Grand Slam doubles results
- US Open: 1R (1993, 1994, 1996, 1997)

= Stephanie Nickitas =

American tennis player

Stephanie Nickitas (born 1977) is a former professional and college tennis player from the United States.

==Biography==
Nickitas trained as a junior at the Saddlebrook Academy near Tampa, Florida. She played Junior Fed Cup tennis for the United States and twice made the girls' doubles semi-finals at the US Open juniors, in 1993 and 1994. In both of those years she also featured in the women's doubles draw with regular junior partner Cristina Moros.

With University of Florida teammate Dawn Buth, Nickitas made further US Open main draw appearances in the women's doubles in 1996 and 1997. The pair had received US Open wildcards each year for winning the NCAA doubles championships. They were the first players in women's NCAA history to win back to back Division I titles and reached a third successive final in 1998, but lost to California's Amanda Augustus and Amy Jensen.

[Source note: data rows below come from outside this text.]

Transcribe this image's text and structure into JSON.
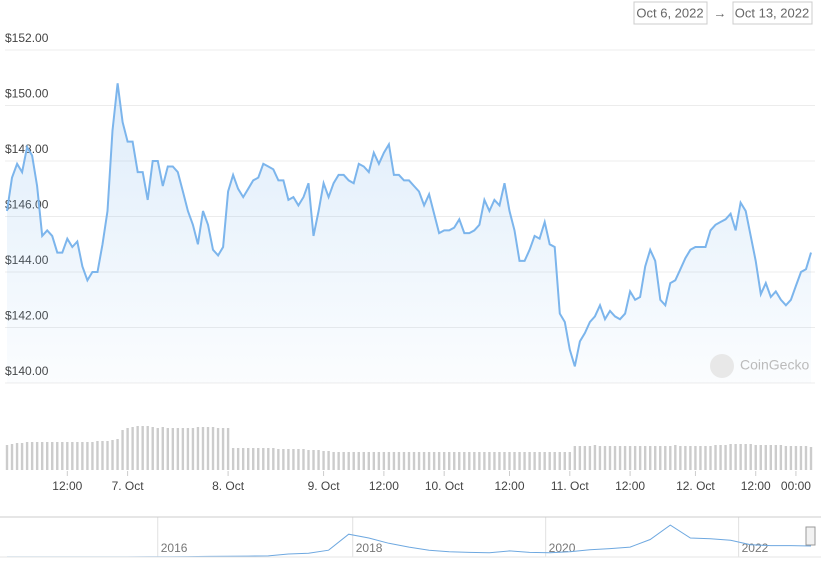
{
  "chart_data": {
    "type": "line",
    "date_range": {
      "from": "Oct 6, 2022",
      "arrow": "→",
      "to": "Oct 13, 2022"
    },
    "watermark": "CoinGecko",
    "series": [
      {
        "color": "#7cb5ec",
        "values": [
          146.2,
          147.4,
          147.9,
          147.6,
          148.5,
          148.2,
          147.1,
          145.3,
          145.5,
          145.3,
          144.7,
          144.7,
          145.2,
          144.9,
          145.1,
          144.2,
          143.7,
          144.0,
          144.0,
          145.0,
          146.2,
          149.1,
          150.8,
          149.4,
          148.7,
          148.7,
          147.6,
          147.6,
          146.6,
          148.0,
          148.0,
          147.1,
          147.8,
          147.8,
          147.6,
          146.9,
          146.2,
          145.7,
          145.0,
          146.2,
          145.7,
          144.8,
          144.6,
          144.9,
          146.9,
          147.5,
          147.0,
          146.7,
          147.0,
          147.3,
          147.4,
          147.9,
          147.8,
          147.7,
          147.3,
          147.3,
          146.6,
          146.7,
          146.4,
          146.7,
          147.2,
          145.3,
          146.2,
          147.2,
          146.7,
          147.2,
          147.5,
          147.5,
          147.3,
          147.2,
          147.9,
          147.8,
          147.6,
          148.3,
          147.9,
          148.3,
          148.6,
          147.5,
          147.5,
          147.3,
          147.3,
          147.1,
          146.9,
          146.4,
          146.8,
          146.1,
          145.4,
          145.5,
          145.5,
          145.6,
          145.9,
          145.4,
          145.4,
          145.5,
          145.7,
          146.6,
          146.2,
          146.6,
          146.4,
          147.2,
          146.2,
          145.5,
          144.4,
          144.4,
          144.8,
          145.3,
          145.2,
          145.8,
          145.0,
          144.9,
          142.5,
          142.2,
          141.2,
          140.6,
          141.5,
          141.8,
          142.2,
          142.4,
          142.8,
          142.3,
          142.6,
          142.4,
          142.3,
          142.5,
          143.3,
          143.0,
          143.1,
          144.2,
          144.8,
          144.4,
          143.0,
          142.8,
          143.6,
          143.7,
          144.1,
          144.5,
          144.8,
          144.9,
          144.9,
          144.9,
          145.5,
          145.7,
          145.8,
          145.9,
          146.1,
          145.5,
          146.5,
          146.2,
          145.3,
          144.4,
          143.2,
          143.6,
          143.1,
          143.3,
          143.0,
          142.8,
          143.0,
          143.5,
          144.0,
          144.1,
          144.7
        ]
      }
    ],
    "ylim": [
      140,
      152
    ],
    "yticks": [
      {
        "value": 140,
        "label": "$140.00"
      },
      {
        "value": 142,
        "label": "$142.00"
      },
      {
        "value": 144,
        "label": "$144.00"
      },
      {
        "value": 146,
        "label": "$146.00"
      },
      {
        "value": 148,
        "label": "$148.00"
      },
      {
        "value": 150,
        "label": "$150.00"
      },
      {
        "value": 152,
        "label": "$152.00"
      }
    ],
    "xlim": [
      0,
      160
    ],
    "xticks": [
      {
        "value": 12,
        "label": "12:00"
      },
      {
        "value": 24,
        "label": "7. Oct"
      },
      {
        "value": 44,
        "label": "8. Oct"
      },
      {
        "value": 63,
        "label": "9. Oct"
      },
      {
        "value": 75,
        "label": "12:00"
      },
      {
        "value": 87,
        "label": "10. Oct"
      },
      {
        "value": 100,
        "label": "12:00"
      },
      {
        "value": 112,
        "label": "11. Oct"
      },
      {
        "value": 124,
        "label": "12:00"
      },
      {
        "value": 137,
        "label": "12. Oct"
      },
      {
        "value": 149,
        "label": "12:00"
      },
      {
        "value": 157,
        "label": "00:00"
      }
    ],
    "grid": true,
    "volume": {
      "color": "#cccccc",
      "ylim": [
        0,
        45
      ],
      "values": [
        25,
        26,
        27,
        27,
        28,
        28,
        28,
        28,
        28,
        28,
        28,
        28,
        28,
        28,
        28,
        28,
        28,
        28,
        29,
        29,
        29,
        30,
        31,
        40,
        42,
        43,
        44,
        44,
        44,
        43,
        42,
        43,
        42,
        42,
        42,
        42,
        42,
        42,
        43,
        43,
        43,
        43,
        42,
        42,
        42,
        22,
        22,
        22,
        22,
        22,
        22,
        22,
        22,
        22,
        21,
        21,
        21,
        21,
        21,
        21,
        20,
        20,
        20,
        19,
        19,
        18,
        18,
        18,
        18,
        18,
        18,
        18,
        18,
        18,
        18,
        18,
        18,
        18,
        18,
        18,
        18,
        18,
        18,
        18,
        18,
        18,
        18,
        18,
        18,
        18,
        18,
        18,
        18,
        18,
        18,
        18,
        18,
        18,
        18,
        18,
        18,
        18,
        18,
        18,
        18,
        18,
        18,
        18,
        18,
        18,
        18,
        18,
        18,
        24,
        24,
        24,
        24,
        25,
        24,
        24,
        24,
        24,
        24,
        24,
        24,
        24,
        24,
        24,
        24,
        24,
        24,
        24,
        24,
        25,
        24,
        24,
        24,
        24,
        24,
        24,
        24,
        25,
        25,
        25,
        26,
        26,
        26,
        26,
        26,
        25,
        25,
        25,
        25,
        25,
        25,
        24,
        24,
        24,
        24,
        24,
        23
      ]
    },
    "navigator": {
      "color": "#6ea8e0",
      "xlim": [
        0,
        40
      ],
      "ylim": [
        0,
        500
      ],
      "values": [
        1,
        1,
        1,
        1,
        1,
        1,
        1,
        2,
        3,
        5,
        8,
        10,
        12,
        15,
        40,
        50,
        90,
        300,
        250,
        180,
        130,
        90,
        70,
        60,
        55,
        80,
        60,
        55,
        70,
        95,
        110,
        130,
        230,
        420,
        250,
        240,
        220,
        160,
        150,
        150,
        145
      ],
      "xticks": [
        {
          "value": 7.5,
          "label": "2016"
        },
        {
          "value": 17.2,
          "label": "2018"
        },
        {
          "value": 26.8,
          "label": "2020"
        },
        {
          "value": 36.4,
          "label": "2022"
        }
      ]
    }
  }
}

A six-time All-American, she also won two NCAA team championships with Florida. She graduated in 1999 with a degree in business administration.

Since finishing up as a player she has worked as a collegiate tennis coach. She was an assistant coach at Harvard and then Duke University, before a nine-season stint as head coach of the University of Central Florida, which ended with her retirement in 2016.